Friday 11 October 2013

The horror of independent study

I've been pushed into this by my ex-girlfriend, which is a weird thing by itself, but let's get cracking.

This week has been interesting. I've taken a cut in hours at the bar, because I'm hoping that tutoring will start to pick up - but so far, nothing. I'm starting to worry I've made a huge judgement error, so I'll give it another fortnight. Fingers crossed there really are kids out there who need tutoring.

I feel a trifle bad for essentially hoping that some children are being failed by our education system, but come on - a man's got to eat. In addition, I'm doing a couple of hours for a website called accommodationforstudents.com; basically a student-led, student-oriented accommodation website. It's pretty self-explanatory, and I'm writing content for their blog. When I have time.

ie: Never.

Classes are ticking along nicely, and I managed to make enemies in my atheism class already - one who resents that I speak a lot (but doesn't speak herself) and one who disagrees diametrically with everything I say on Christianity, because she is a Christian and knows God exists.

Quite what she's doing in an atheism course is beyond me. Employing a "know your enemy" strategy? Who can tell. I've also had great discussions with other atheists, and another believer whom I would class more as a Spinozan pantheist - but of course, this is all deeply uninteresting to anyone who hasn't spent their life dissecting the minute differences in atheistic and theistic thought. Moving on.

My science in society course also cracks along at a good pace. We've been divided into groups and are working out which assessment to write about; personally I'm keen on Tesla vs Edison or homeopathy, because both are things I can get passionately, ink-spillingly furious about. The other members of my group are a mixed bunch; a chemist and a geographer and someone else who's completely absent. This will make his contribution trickier to track, I confess, but a three-person group has a nice sense of unity.

French in the Middle Ages is getting meatier as we move into actual texts. The weird thing is that they bear a certain resemblance to modern day text language - who in French is qui, but youngsters with their textophones often shorten that to ki - a phonetic spelling. So too, apparently, did monks in 12th century France. Weird, but as they say, plus ça change...
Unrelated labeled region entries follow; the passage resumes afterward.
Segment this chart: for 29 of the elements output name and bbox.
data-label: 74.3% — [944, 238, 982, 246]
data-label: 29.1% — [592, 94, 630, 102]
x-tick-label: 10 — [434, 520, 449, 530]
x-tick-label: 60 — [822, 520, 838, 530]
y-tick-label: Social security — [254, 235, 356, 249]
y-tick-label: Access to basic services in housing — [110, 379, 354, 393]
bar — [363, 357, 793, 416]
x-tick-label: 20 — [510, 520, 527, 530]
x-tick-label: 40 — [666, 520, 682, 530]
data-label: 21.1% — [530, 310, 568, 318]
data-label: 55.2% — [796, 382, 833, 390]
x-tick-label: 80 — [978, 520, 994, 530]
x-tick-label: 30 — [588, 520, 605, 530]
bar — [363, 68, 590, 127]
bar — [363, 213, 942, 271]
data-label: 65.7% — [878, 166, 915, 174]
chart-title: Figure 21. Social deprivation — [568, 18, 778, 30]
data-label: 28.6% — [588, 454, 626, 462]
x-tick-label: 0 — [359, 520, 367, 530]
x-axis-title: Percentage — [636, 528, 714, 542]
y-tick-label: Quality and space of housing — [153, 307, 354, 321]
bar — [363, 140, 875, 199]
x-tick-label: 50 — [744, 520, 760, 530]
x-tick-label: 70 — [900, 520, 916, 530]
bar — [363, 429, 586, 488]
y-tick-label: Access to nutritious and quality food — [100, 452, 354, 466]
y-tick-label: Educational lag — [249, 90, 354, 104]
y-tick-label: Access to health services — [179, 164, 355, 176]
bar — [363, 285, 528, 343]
It's only week two in French language and I've an English to French translation to do, which is going to be so much fun I think I might explode. We had a lot of interesting discussions in class over our French to English, including one or two where I'd completely missed the point. Let me demonstrate.


That was me.

Finally, French emblems become more and more complex all the time, but hopefully with the introductory lecture out of the way we can more into the actual "stuff" of the course. A vast history with hundreds of names and dates is absolutely not my idea of fun.

My friends are getting stuck into classes too, and I'm making interesting friends (whose names are starting to blur. I need to start carrying around a Polaroid camera.) on the same courses. Freshers are still approaching me and calling me by my name, which I find bizarrely cheering - am I really so impactful in the lives of others?

The thing is - and I realised this only recently - I am. I mean not just me, obviously; my planet-sized ego is not sufficiently large that I think all interaction revolves around me. But everyone. Everyone is bouncing around like ping-pong balls and deflecting off each other. Our paths are continually altered by others, who are only brought into our paths because theirs were altered earlier on.

It's just interesting. We're not really in charge of ourselves. But we do affect lives, all the time, even in tiny ways. When you think about that....well. It's a bit scary.

Halloween's coming up. Maybe I could go to a party as the terrifying odds of non-existence, and give everyone a sense of joy in their lives. It'd be meta. Right?